An old black woman ahead of George in the Customs and Immigration line at the St. Croix airport was confused. Like George, she had not expected to be here, and she was disoriented, slow with her responses when the St. Croix official demanded explanations. And then the man began to intimidate the woman with his repeated questions. The old woman, frightened into silence, roused the man's fury. "He was a cracker, a southern dude. It was white against black, young against old, and he didn't understand about the plane."
"I'm tired of you people trying to sneak in," the immigration official said to this woman whose trip to Montreal had been interrupted.
George stepped forward. He said, "Mister, have you got a grandmother?"
The man eyed him.
"Well, how would you like her to be treated the way you are treating this woman?"
The man said sharply, "Get over there, mister wise guy."
For his supposed insolence, George was interrogated and then searched. "They were just elated."
They found three ounces of cocaine in a can of talcum. "We got your black ass now."
For this offense George spent three months in the fort—"a historic place where they had put slaves"—on St. Croix.
After another arrest, this time in San Francisco, George decided that he might be safer if he relocated to Ecuador. And so he went to Quito and fell in love with the place—the Sun Festival, Viva Quito, was in full swing—and also fell in love with an Ecuadorian woman from a prom
inent family. Her parents approved of George, whom they took to be an American businessman.
"I had moved up. No more smuggling. I became a packaging expert. I brought in sealing machines."
And throughout the year 1971 he stayed put in Quito, packaging and sending cocaine out of Ecuador. He had a car and a house; expatriate life had its nuisances, but it was safe.

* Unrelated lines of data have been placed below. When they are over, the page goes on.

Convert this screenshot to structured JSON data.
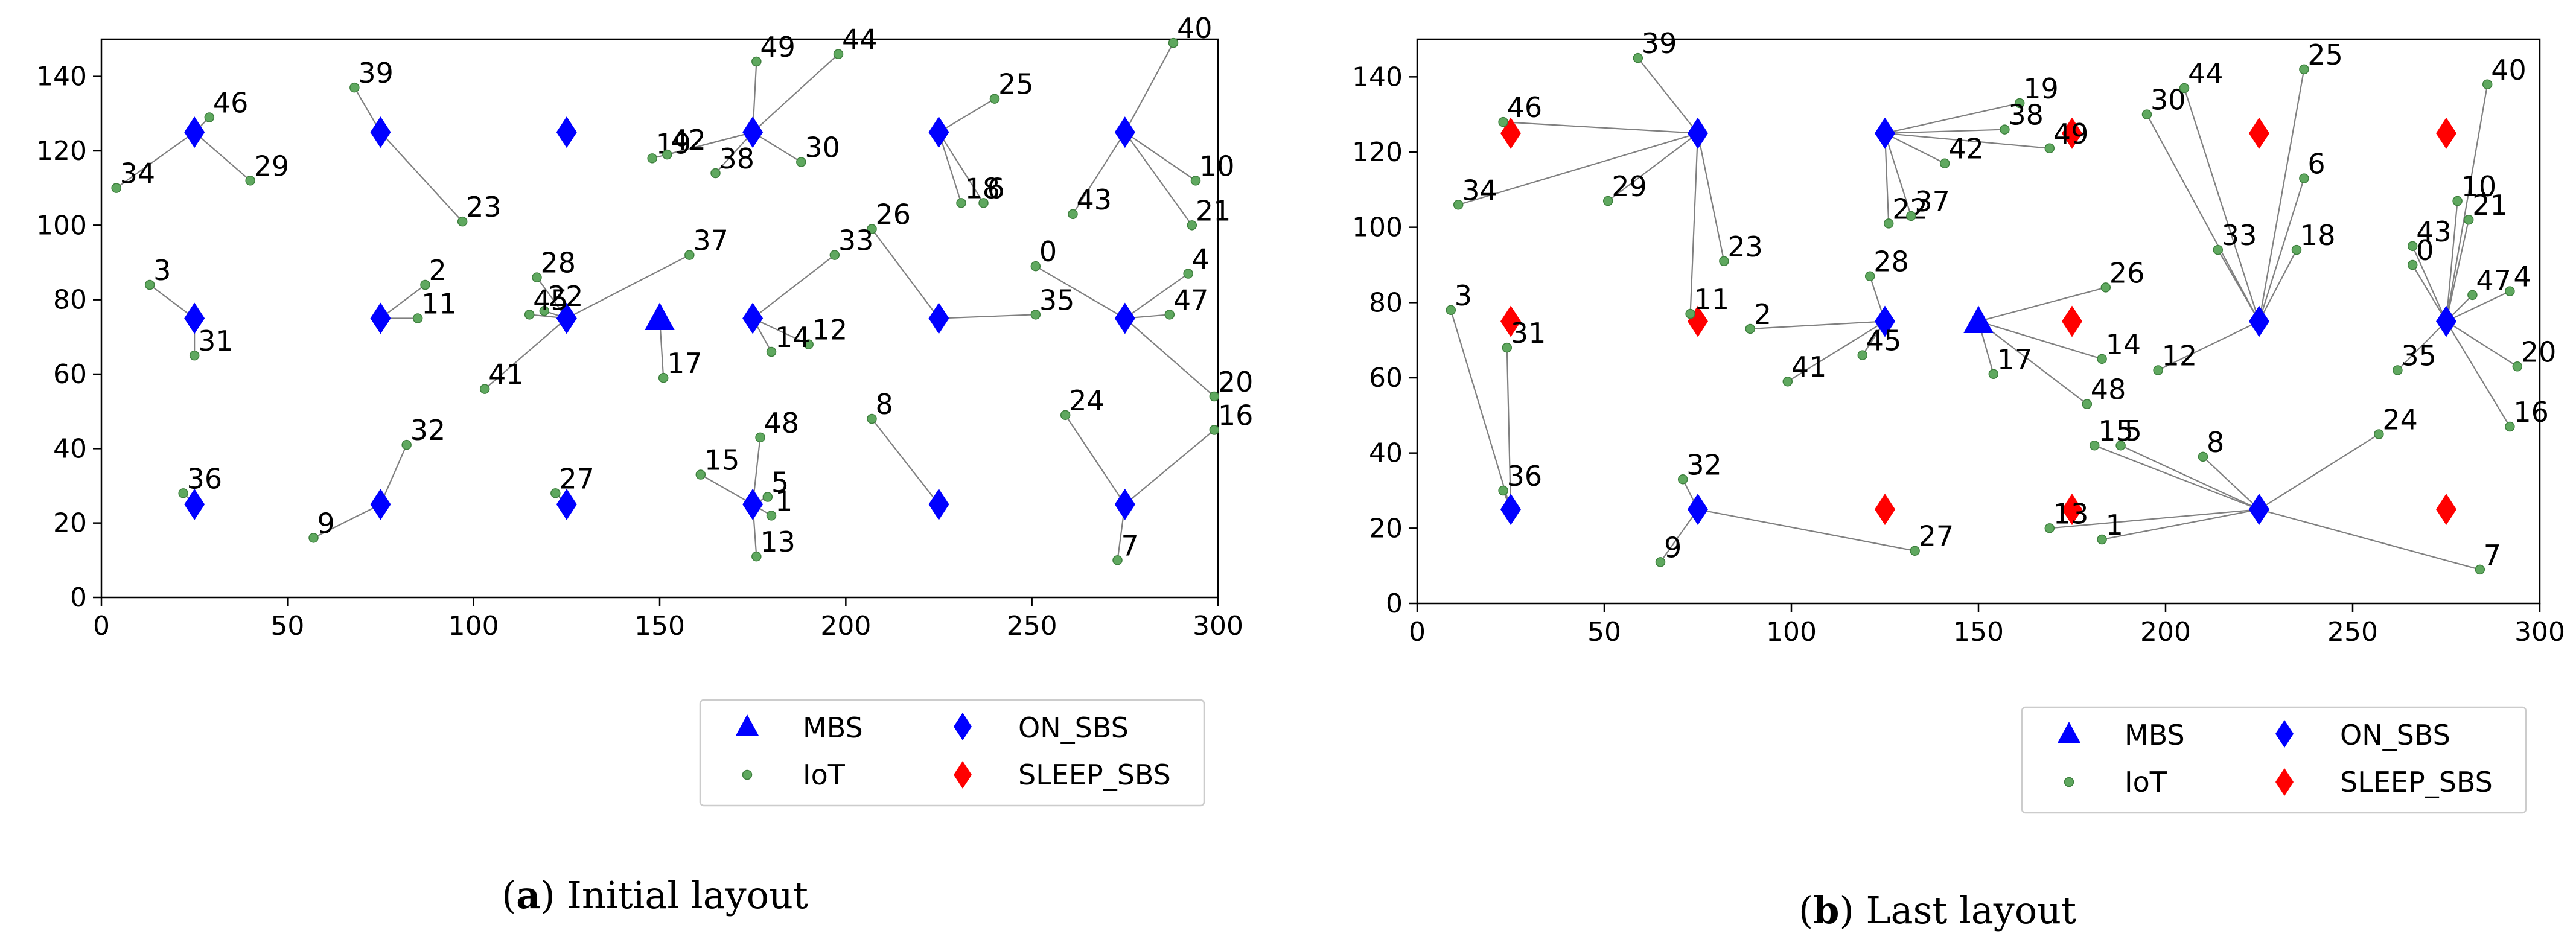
{
  "chart_data": [
    {
      "type": "scatter",
      "title": "",
      "caption_letter": "a",
      "caption_text": "Initial layout",
      "xlim": [
        0,
        300
      ],
      "ylim": [
        0,
        150
      ],
      "xticks": [
        0,
        50,
        100,
        150,
        200,
        250,
        300
      ],
      "yticks": [
        0,
        20,
        40,
        60,
        80,
        100,
        120,
        140
      ],
      "legend": {
        "placement": "lower-right, outside",
        "entries": [
          "MBS",
          "ON_SBS",
          "IoT",
          "SLEEP_SBS"
        ]
      },
      "mbs": [
        [
          150,
          75
        ]
      ],
      "on_sbs": [
        [
          25,
          125
        ],
        [
          75,
          125
        ],
        [
          125,
          125
        ],
        [
          175,
          125
        ],
        [
          225,
          125
        ],
        [
          275,
          125
        ],
        [
          25,
          75
        ],
        [
          75,
          75
        ],
        [
          125,
          75
        ],
        [
          175,
          75
        ],
        [
          225,
          75
        ],
        [
          275,
          75
        ],
        [
          25,
          25
        ],
        [
          75,
          25
        ],
        [
          125,
          25
        ],
        [
          175,
          25
        ],
        [
          225,
          25
        ],
        [
          275,
          25
        ]
      ],
      "sleep_sbs": [],
      "iot": [
        {
          "id": "0",
          "x": 251,
          "y": 89,
          "bs": [
            275,
            75
          ]
        },
        {
          "id": "1",
          "x": 180,
          "y": 22,
          "bs": [
            175,
            25
          ]
        },
        {
          "id": "2",
          "x": 87,
          "y": 84,
          "bs": [
            75,
            75
          ]
        },
        {
          "id": "3",
          "x": 13,
          "y": 84,
          "bs": [
            25,
            75
          ]
        },
        {
          "id": "4",
          "x": 292,
          "y": 87,
          "bs": [
            275,
            75
          ]
        },
        {
          "id": "5",
          "x": 179,
          "y": 27,
          "bs": [
            175,
            25
          ]
        },
        {
          "id": "6",
          "x": 237,
          "y": 106,
          "bs": [
            225,
            125
          ]
        },
        {
          "id": "7",
          "x": 273,
          "y": 10,
          "bs": [
            275,
            25
          ]
        },
        {
          "id": "8",
          "x": 207,
          "y": 48,
          "bs": [
            225,
            25
          ]
        },
        {
          "id": "9",
          "x": 57,
          "y": 16,
          "bs": [
            75,
            25
          ]
        },
        {
          "id": "10",
          "x": 294,
          "y": 112,
          "bs": [
            275,
            125
          ]
        },
        {
          "id": "11",
          "x": 85,
          "y": 75,
          "bs": [
            75,
            75
          ]
        },
        {
          "id": "12",
          "x": 190,
          "y": 68,
          "bs": [
            175,
            75
          ]
        },
        {
          "id": "13",
          "x": 176,
          "y": 11,
          "bs": [
            175,
            25
          ]
        },
        {
          "id": "14",
          "x": 180,
          "y": 66,
          "bs": [
            175,
            75
          ]
        },
        {
          "id": "15",
          "x": 161,
          "y": 33,
          "bs": [
            175,
            25
          ]
        },
        {
          "id": "16",
          "x": 299,
          "y": 45,
          "bs": [
            275,
            25
          ]
        },
        {
          "id": "17",
          "x": 151,
          "y": 59,
          "bs": [
            150,
            75
          ]
        },
        {
          "id": "18",
          "x": 231,
          "y": 106,
          "bs": [
            225,
            125
          ]
        },
        {
          "id": "19",
          "x": 148,
          "y": 118,
          "bs": [
            175,
            125
          ]
        },
        {
          "id": "20",
          "x": 299,
          "y": 54,
          "bs": [
            275,
            75
          ]
        },
        {
          "id": "21",
          "x": 293,
          "y": 100,
          "bs": [
            275,
            125
          ]
        },
        {
          "id": "22",
          "x": 119,
          "y": 77,
          "bs": [
            125,
            75
          ]
        },
        {
          "id": "23",
          "x": 97,
          "y": 101,
          "bs": [
            75,
            125
          ]
        },
        {
          "id": "24",
          "x": 259,
          "y": 49,
          "bs": [
            275,
            25
          ]
        },
        {
          "id": "25",
          "x": 240,
          "y": 134,
          "bs": [
            225,
            125
          ]
        },
        {
          "id": "26",
          "x": 207,
          "y": 99,
          "bs": [
            225,
            75
          ]
        },
        {
          "id": "27",
          "x": 122,
          "y": 28,
          "bs": [
            125,
            25
          ]
        },
        {
          "id": "28",
          "x": 117,
          "y": 86,
          "bs": [
            125,
            75
          ]
        },
        {
          "id": "29",
          "x": 40,
          "y": 112,
          "bs": [
            25,
            125
          ]
        },
        {
          "id": "30",
          "x": 188,
          "y": 117,
          "bs": [
            175,
            125
          ]
        },
        {
          "id": "31",
          "x": 25,
          "y": 65,
          "bs": [
            25,
            75
          ]
        },
        {
          "id": "32",
          "x": 82,
          "y": 41,
          "bs": [
            75,
            25
          ]
        },
        {
          "id": "33",
          "x": 197,
          "y": 92,
          "bs": [
            175,
            75
          ]
        },
        {
          "id": "34",
          "x": 4,
          "y": 110,
          "bs": [
            25,
            125
          ]
        },
        {
          "id": "35",
          "x": 251,
          "y": 76,
          "bs": [
            225,
            75
          ]
        },
        {
          "id": "36",
          "x": 22,
          "y": 28,
          "bs": [
            25,
            25
          ]
        },
        {
          "id": "37",
          "x": 158,
          "y": 92,
          "bs": [
            125,
            75
          ]
        },
        {
          "id": "38",
          "x": 165,
          "y": 114,
          "bs": [
            175,
            125
          ]
        },
        {
          "id": "39",
          "x": 68,
          "y": 137,
          "bs": [
            75,
            125
          ]
        },
        {
          "id": "40",
          "x": 288,
          "y": 149,
          "bs": [
            275,
            125
          ]
        },
        {
          "id": "41",
          "x": 103,
          "y": 56,
          "bs": [
            125,
            75
          ]
        },
        {
          "id": "42",
          "x": 152,
          "y": 119,
          "bs": [
            175,
            125
          ]
        },
        {
          "id": "43",
          "x": 261,
          "y": 103,
          "bs": [
            275,
            125
          ]
        },
        {
          "id": "44",
          "x": 198,
          "y": 146,
          "bs": [
            175,
            125
          ]
        },
        {
          "id": "45",
          "x": 115,
          "y": 76,
          "bs": [
            125,
            75
          ]
        },
        {
          "id": "46",
          "x": 29,
          "y": 129,
          "bs": [
            25,
            125
          ]
        },
        {
          "id": "47",
          "x": 287,
          "y": 76,
          "bs": [
            275,
            75
          ]
        },
        {
          "id": "48",
          "x": 177,
          "y": 43,
          "bs": [
            175,
            25
          ]
        },
        {
          "id": "49",
          "x": 176,
          "y": 144,
          "bs": [
            175,
            125
          ]
        }
      ]
    },
    {
      "type": "scatter",
      "title": "",
      "caption_letter": "b",
      "caption_text": "Last layout",
      "xlim": [
        0,
        300
      ],
      "ylim": [
        0,
        150
      ],
      "xticks": [
        0,
        50,
        100,
        150,
        200,
        250,
        300
      ],
      "yticks": [
        0,
        20,
        40,
        60,
        80,
        100,
        120,
        140
      ],
      "legend": {
        "placement": "lower-right, outside",
        "entries": [
          "MBS",
          "ON_SBS",
          "IoT",
          "SLEEP_SBS"
        ]
      },
      "mbs": [
        [
          150,
          75
        ]
      ],
      "on_sbs": [
        [
          75,
          125
        ],
        [
          125,
          125
        ],
        [
          225,
          75
        ],
        [
          275,
          75
        ],
        [
          25,
          25
        ],
        [
          75,
          25
        ],
        [
          125,
          75
        ],
        [
          225,
          25
        ]
      ],
      "sleep_sbs": [
        [
          25,
          125
        ],
        [
          175,
          125
        ],
        [
          225,
          125
        ],
        [
          275,
          125
        ],
        [
          25,
          75
        ],
        [
          75,
          75
        ],
        [
          175,
          75
        ],
        [
          125,
          25
        ],
        [
          175,
          25
        ],
        [
          275,
          25
        ]
      ],
      "iot": [
        {
          "id": "0",
          "x": 266,
          "y": 90,
          "bs": [
            275,
            75
          ]
        },
        {
          "id": "1",
          "x": 183,
          "y": 17,
          "bs": [
            225,
            25
          ]
        },
        {
          "id": "2",
          "x": 89,
          "y": 73,
          "bs": [
            125,
            75
          ]
        },
        {
          "id": "3",
          "x": 9,
          "y": 78,
          "bs": [
            25,
            25
          ]
        },
        {
          "id": "4",
          "x": 292,
          "y": 83,
          "bs": [
            275,
            75
          ]
        },
        {
          "id": "5",
          "x": 188,
          "y": 42,
          "bs": [
            225,
            25
          ]
        },
        {
          "id": "6",
          "x": 237,
          "y": 113,
          "bs": [
            225,
            75
          ]
        },
        {
          "id": "7",
          "x": 284,
          "y": 9,
          "bs": [
            225,
            25
          ]
        },
        {
          "id": "8",
          "x": 210,
          "y": 39,
          "bs": [
            225,
            25
          ]
        },
        {
          "id": "9",
          "x": 65,
          "y": 11,
          "bs": [
            75,
            25
          ]
        },
        {
          "id": "10",
          "x": 278,
          "y": 107,
          "bs": [
            275,
            75
          ]
        },
        {
          "id": "11",
          "x": 73,
          "y": 77,
          "bs": [
            75,
            125
          ]
        },
        {
          "id": "12",
          "x": 198,
          "y": 62,
          "bs": [
            225,
            75
          ]
        },
        {
          "id": "13",
          "x": 169,
          "y": 20,
          "bs": [
            225,
            25
          ]
        },
        {
          "id": "14",
          "x": 183,
          "y": 65,
          "bs": [
            150,
            75
          ]
        },
        {
          "id": "15",
          "x": 181,
          "y": 42,
          "bs": [
            225,
            25
          ]
        },
        {
          "id": "16",
          "x": 292,
          "y": 47,
          "bs": [
            275,
            75
          ]
        },
        {
          "id": "17",
          "x": 154,
          "y": 61,
          "bs": [
            150,
            75
          ]
        },
        {
          "id": "18",
          "x": 235,
          "y": 94,
          "bs": [
            225,
            75
          ]
        },
        {
          "id": "19",
          "x": 161,
          "y": 133,
          "bs": [
            125,
            125
          ]
        },
        {
          "id": "20",
          "x": 294,
          "y": 63,
          "bs": [
            275,
            75
          ]
        },
        {
          "id": "21",
          "x": 281,
          "y": 102,
          "bs": [
            275,
            75
          ]
        },
        {
          "id": "22",
          "x": 126,
          "y": 101,
          "bs": [
            125,
            125
          ]
        },
        {
          "id": "23",
          "x": 82,
          "y": 91,
          "bs": [
            75,
            125
          ]
        },
        {
          "id": "24",
          "x": 257,
          "y": 45,
          "bs": [
            225,
            25
          ]
        },
        {
          "id": "25",
          "x": 237,
          "y": 142,
          "bs": [
            225,
            75
          ]
        },
        {
          "id": "26",
          "x": 184,
          "y": 84,
          "bs": [
            150,
            75
          ]
        },
        {
          "id": "27",
          "x": 133,
          "y": 14,
          "bs": [
            75,
            25
          ]
        },
        {
          "id": "28",
          "x": 121,
          "y": 87,
          "bs": [
            125,
            75
          ]
        },
        {
          "id": "29",
          "x": 51,
          "y": 107,
          "bs": [
            75,
            125
          ]
        },
        {
          "id": "30",
          "x": 195,
          "y": 130,
          "bs": [
            225,
            75
          ]
        },
        {
          "id": "31",
          "x": 24,
          "y": 68,
          "bs": [
            25,
            25
          ]
        },
        {
          "id": "32",
          "x": 71,
          "y": 33,
          "bs": [
            75,
            25
          ]
        },
        {
          "id": "33",
          "x": 214,
          "y": 94,
          "bs": [
            225,
            75
          ]
        },
        {
          "id": "34",
          "x": 11,
          "y": 106,
          "bs": [
            75,
            125
          ]
        },
        {
          "id": "35",
          "x": 262,
          "y": 62,
          "bs": [
            275,
            75
          ]
        },
        {
          "id": "36",
          "x": 23,
          "y": 30,
          "bs": [
            25,
            25
          ]
        },
        {
          "id": "37",
          "x": 132,
          "y": 103,
          "bs": [
            125,
            125
          ]
        },
        {
          "id": "38",
          "x": 157,
          "y": 126,
          "bs": [
            125,
            125
          ]
        },
        {
          "id": "39",
          "x": 59,
          "y": 145,
          "bs": [
            75,
            125
          ]
        },
        {
          "id": "40",
          "x": 286,
          "y": 138,
          "bs": [
            275,
            75
          ]
        },
        {
          "id": "41",
          "x": 99,
          "y": 59,
          "bs": [
            125,
            75
          ]
        },
        {
          "id": "42",
          "x": 141,
          "y": 117,
          "bs": [
            125,
            125
          ]
        },
        {
          "id": "43",
          "x": 266,
          "y": 95,
          "bs": [
            275,
            75
          ]
        },
        {
          "id": "44",
          "x": 205,
          "y": 137,
          "bs": [
            225,
            75
          ]
        },
        {
          "id": "45",
          "x": 119,
          "y": 66,
          "bs": [
            125,
            75
          ]
        },
        {
          "id": "46",
          "x": 23,
          "y": 128,
          "bs": [
            75,
            125
          ]
        },
        {
          "id": "47",
          "x": 282,
          "y": 82,
          "bs": [
            275,
            75
          ]
        },
        {
          "id": "48",
          "x": 179,
          "y": 53,
          "bs": [
            150,
            75
          ]
        },
        {
          "id": "49",
          "x": 169,
          "y": 121,
          "bs": [
            125,
            125
          ]
        }
      ]
    }
  ],
  "legend_labels": {
    "mbs": "MBS",
    "on_sbs": "ON_SBS",
    "iot": "IoT",
    "sleep_sbs": "SLEEP_SBS"
  },
  "colors": {
    "mbs": "#0000ff",
    "on_sbs": "#0000ff",
    "iot": "#5fa85f",
    "sleep_sbs": "#ff0000",
    "link": "#808080"
  }
}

In November 1971 I quit my job in Singapore and went to England. I lived in Dorset, in a cottage, paying five pounds a week rent—less than ten dollars. I had not saved much from my Singapore job, but even the little I had would allow me to live there for a long time. That was what I needed: security, monotony, life in the bosom of my family. After nine years in the tropics I was in retreat from experience.
I asked George what he was doing that month and year.
"Living large," he said.
4
On those summer weekdays in Medford and Boston that George and I talked, catching up, I sometimes saw people glance at us and look away with a kind of sour disapproval, muttering the way they do when they are baffled by the threat of unfamiliar men who don't seem to fit into the foreground.
We were two older fellows, one black, one white, sharing a park bench in the middle of a working day, laughing too loud, and not dressed particularly well. Most likely out of work, or procrastinating, looking reckless and marginal. What probably roused the fury of many passersby was our indefinable air of conspiracy and, worst of all, an obvious disregard, like those motionless and apparently unemployed figures in a landscape who seem as though they have not earned the right to be so idle.